Suppose $\varphi$ is a map such that $x_i\mapsto x_{i+1}$, where the subscripts are modulo $v$ (i.e., $x_{v-1}\mapsto x_0$). Then $\varphi$ is an automorphism of $V$ and $\langle\varphi\rangle$ is obviously regular on $V$.

----NOTE: The following part is what I am not sure of. It seems way too cheap after all that setup.
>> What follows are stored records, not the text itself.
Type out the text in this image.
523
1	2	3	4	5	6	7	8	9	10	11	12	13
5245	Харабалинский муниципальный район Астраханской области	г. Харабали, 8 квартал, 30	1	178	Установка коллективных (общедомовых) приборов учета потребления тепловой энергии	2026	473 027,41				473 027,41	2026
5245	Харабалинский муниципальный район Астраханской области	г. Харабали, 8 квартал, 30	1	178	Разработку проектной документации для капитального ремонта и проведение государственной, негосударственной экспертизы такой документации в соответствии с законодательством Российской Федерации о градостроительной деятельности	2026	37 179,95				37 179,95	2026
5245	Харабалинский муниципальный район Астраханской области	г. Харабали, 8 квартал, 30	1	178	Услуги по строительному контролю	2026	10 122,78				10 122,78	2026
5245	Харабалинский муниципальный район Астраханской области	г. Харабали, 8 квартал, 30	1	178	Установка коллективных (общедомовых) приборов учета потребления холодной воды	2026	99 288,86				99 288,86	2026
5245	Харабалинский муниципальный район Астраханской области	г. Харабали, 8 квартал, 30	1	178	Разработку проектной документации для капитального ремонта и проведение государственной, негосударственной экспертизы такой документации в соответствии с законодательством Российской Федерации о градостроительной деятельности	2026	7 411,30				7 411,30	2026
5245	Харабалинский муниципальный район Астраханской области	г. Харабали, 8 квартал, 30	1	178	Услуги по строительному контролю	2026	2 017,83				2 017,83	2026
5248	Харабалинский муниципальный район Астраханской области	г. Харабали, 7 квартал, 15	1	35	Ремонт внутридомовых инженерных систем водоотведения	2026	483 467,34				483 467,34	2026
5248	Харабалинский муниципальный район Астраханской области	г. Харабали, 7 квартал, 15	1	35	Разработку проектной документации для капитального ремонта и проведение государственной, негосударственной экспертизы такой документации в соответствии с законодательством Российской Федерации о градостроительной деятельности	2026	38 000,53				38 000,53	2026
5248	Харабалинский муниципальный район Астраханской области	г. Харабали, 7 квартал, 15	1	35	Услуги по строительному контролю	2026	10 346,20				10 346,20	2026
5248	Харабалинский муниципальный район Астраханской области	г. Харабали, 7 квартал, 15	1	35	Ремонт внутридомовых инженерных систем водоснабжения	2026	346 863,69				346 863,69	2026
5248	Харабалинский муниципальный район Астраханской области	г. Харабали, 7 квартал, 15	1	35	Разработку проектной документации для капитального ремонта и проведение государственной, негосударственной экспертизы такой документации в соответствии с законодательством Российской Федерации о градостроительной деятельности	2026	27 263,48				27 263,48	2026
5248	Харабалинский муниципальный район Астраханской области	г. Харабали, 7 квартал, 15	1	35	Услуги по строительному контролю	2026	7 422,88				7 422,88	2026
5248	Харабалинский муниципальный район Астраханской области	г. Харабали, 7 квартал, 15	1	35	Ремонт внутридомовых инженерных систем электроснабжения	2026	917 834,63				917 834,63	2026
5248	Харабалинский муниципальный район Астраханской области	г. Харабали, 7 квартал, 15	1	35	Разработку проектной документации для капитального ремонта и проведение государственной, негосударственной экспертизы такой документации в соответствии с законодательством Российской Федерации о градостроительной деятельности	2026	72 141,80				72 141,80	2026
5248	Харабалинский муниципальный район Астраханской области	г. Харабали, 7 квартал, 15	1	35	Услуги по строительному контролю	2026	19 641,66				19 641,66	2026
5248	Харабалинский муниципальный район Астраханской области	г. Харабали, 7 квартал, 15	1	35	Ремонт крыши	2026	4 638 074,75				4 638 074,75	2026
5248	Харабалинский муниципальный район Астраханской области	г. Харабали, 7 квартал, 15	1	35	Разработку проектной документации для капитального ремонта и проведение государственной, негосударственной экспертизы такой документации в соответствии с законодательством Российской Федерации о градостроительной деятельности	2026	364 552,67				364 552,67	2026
To show that $\varphi$ is an automorphism of the symmetric design defined by the points and hyperplanes of $PG(m,q)$, consider the obvious fact that $\varphi(x_i)=\omega x_i$. This clearly maps blocks to blocks (that is, hyperplanes to hyperplanes) and preserves incidence of the points and hyperplanes, and is hence an automorphism of the design. $\square$

So have I done it?

Answer 1

Singer only shows it for planes and is quite explicit but the idea is the same (and your modern proof is much cleaner looking and more understandable): viewing the points of the projective space $\mathrm{PG}(n-1,q)$ as nonzero elements of $\mathbb{F}_{q^{n}}$, and using the fact that the multiplicative group of the field is cyclic. We actually have that if $\omega$ is a generator of the field, then the first $(q^{n}+1)/(q+1)$ powers of $\omega$ are pairwise linearly independent over $\mathbb{F}_{q}$. Also, multiplication by any element of $\mathbb{F}_{q^{n}}$ is a linear operation (in particular, is $\mathbb{F}_{q}$-linear). Very nice proof.

(https://pdfs.semanticscholar.org/ef43/358b151dfef7af486a4e40e4056f1e0a8bde.pdf)